A becoming ritual that required a bit more motivation as fall transitioned into winter far quicker than I had anticipated. My proposed idea was to create a 100’ circle on a found site (part of a series involving the creation of 100 foot circles on different land masses, first ignited by a Lew Welch poem) – this one was going to be created as my observation center, from which I would remain still while listening and witnessing the Fall symphony. However as below freezing temperatures brought snow and a quick change-over, I needed movement. Reading Janet Board’s, “Mazes and Labyrinths of the World” and “Nature Performed: Environment, Culture and Performance”, I began moving and digging, and chasing the snow with lines of dirt and leaves – a labyrinth was emerging.
Strange things happen in the mind when digging the earth for hours at a time in below freezing weather. The sounds became naturally binaural and amplified as my senses become hyperaware. As I quieted my mind, through repetitive laborious movements, a cacophony of frequencies presented themselves. I was alone yet surrounded by non-ambience, minuscule accents of sound magnified and echoed. I warmed my body within it with periodic tribal movements.

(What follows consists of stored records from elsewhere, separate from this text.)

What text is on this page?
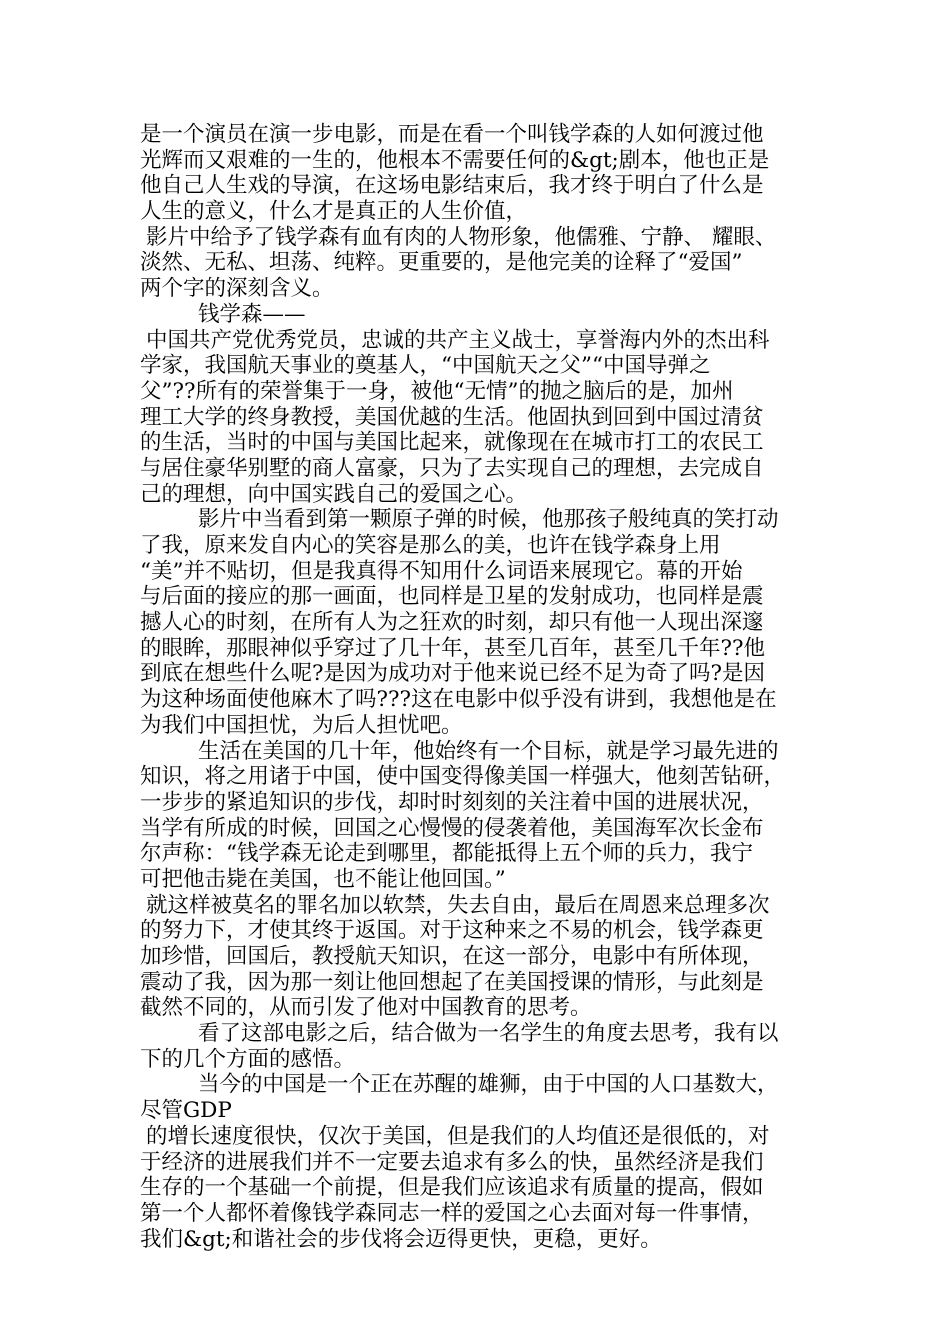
是一个演员在演一步电影，而是在看一个叫钱学森的人如何渡过他
光辉而又艰难的一生的，他根本不需要任何的&gt;剧本，他也正是
他自己人生戏的导演，在这场电影结束后，我才终于明白了什么是
人生的意义，什么才是真正的人生价值，
影片中给予了钱学森有血有肉的人物形象，他儒雅、宁静、 耀眼、
淡然、无私、坦荡、纯粹。更重要的，是他完美的诠释了“爱国”
两个字的深刻含义。
钱学森——
中国共产党优秀党员，忠诚的共产主义战士，享誉海内外的杰出科
学家，我国航天事业的奠基人，“中国航天之父”“中国导弹之
父”??所有的荣誉集于一身，被他“无情”的抛之脑后的是，加州
理工大学的终身教授，美国优越的生活。他固执到回到中国过清贫
的生活，当时的中国与美国比起来，就像现在在城市打工的农民工
与居住豪华别墅的商人富豪，只为了去实现自己的理想，去完成自
己的理想，向中国实践自己的爱国之心。
影片中当看到第一颗原子弹的时候，他那孩子般纯真的笑打动
了我，原来发自内心的笑容是那么的美，也许在钱学森身上用
“美”并不贴切，但是我真得不知用什么词语来展现它。幕的开始
与后面的接应的那一画面，也同样是卫星的发射成功，也同样是震
撼人心的时刻，在所有人为之狂欢的时刻，却只有他一人现出深邃
的眼眸，那眼神似乎穿过了几十年，甚至几百年，甚至几千年??他
到底在想些什么呢?是因为成功对于他来说已经不足为奇了吗?是因
为这种场面使他麻木了吗???这在电影中似乎没有讲到，我想他是在
为我们中国担忧，为后人担忧吧。
生活在美国的几十年，他始终有一个目标，就是学习最先进的
知识，将之用诸于中国，使中国变得像美国一样强大，他刻苦钻研，
一步步的紧追知识的步伐，却时时刻刻的关注着中国的进展状况，
当学有所成的时候，回国之心慢慢的侵袭着他，美国海军次长金布
尔声称：“钱学森无论走到哪里，都能抵得上五个师的兵力，我宁
可把他击毙在美国，也不能让他回国。”
就这样被莫名的罪名加以软禁，失去自由，最后在周恩来总理多次
的努力下，才使其终于返国。对于这种来之不易的机会，钱学森更
加珍惜，回国后，教授航天知识，在这一部分，电影中有所体现，
震动了我，因为那一刻让他回想起了在美国授课的情形，与此刻是
截然不同的，从而引发了他对中国教育的思考。
看了这部电影之后，结合做为一名学生的角度去思考，我有以
下的几个方面的感悟。
当今的中国是一个正在苏醒的雄狮，由于中国的人口基数大，
尽管GDP
的增长速度很快，仅次于美国，但是我们的人均值还是很低的，对
于经济的进展我们并不一定要去追求有多么的快，虽然经济是我们
生存的一个基础一个前提，但是我们应该追求有质量的提高，假如
第一个人都怀着像钱学森同志一样的爱国之心去面对每一件事情，
我们&gt;和谐社会的步伐将会迈得更快，更稳，更好。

When my mind couldn’t remain quiet, I was flooded with thoughts – issues of privilege, boundaries, freedom, the earth and ways we dig into it day after day, unawareness led by greedy-ego motors digging for gold – the desire for speed, the need to slow down, slave labor, internet shut-down, government control. Meanwhile the trees whispered and then shouted as they witnessed my erratic human behavior – digging out the earth for something unknown – a physical maze because the mind trap is not enough. Unfinished it remained – for everything in nature comes and goes, reveals and fades, pauses as we flip the record, moves as the music plays on. Remained was a human-made edge – a hundred foot trace for the deers to unite within and move freely without.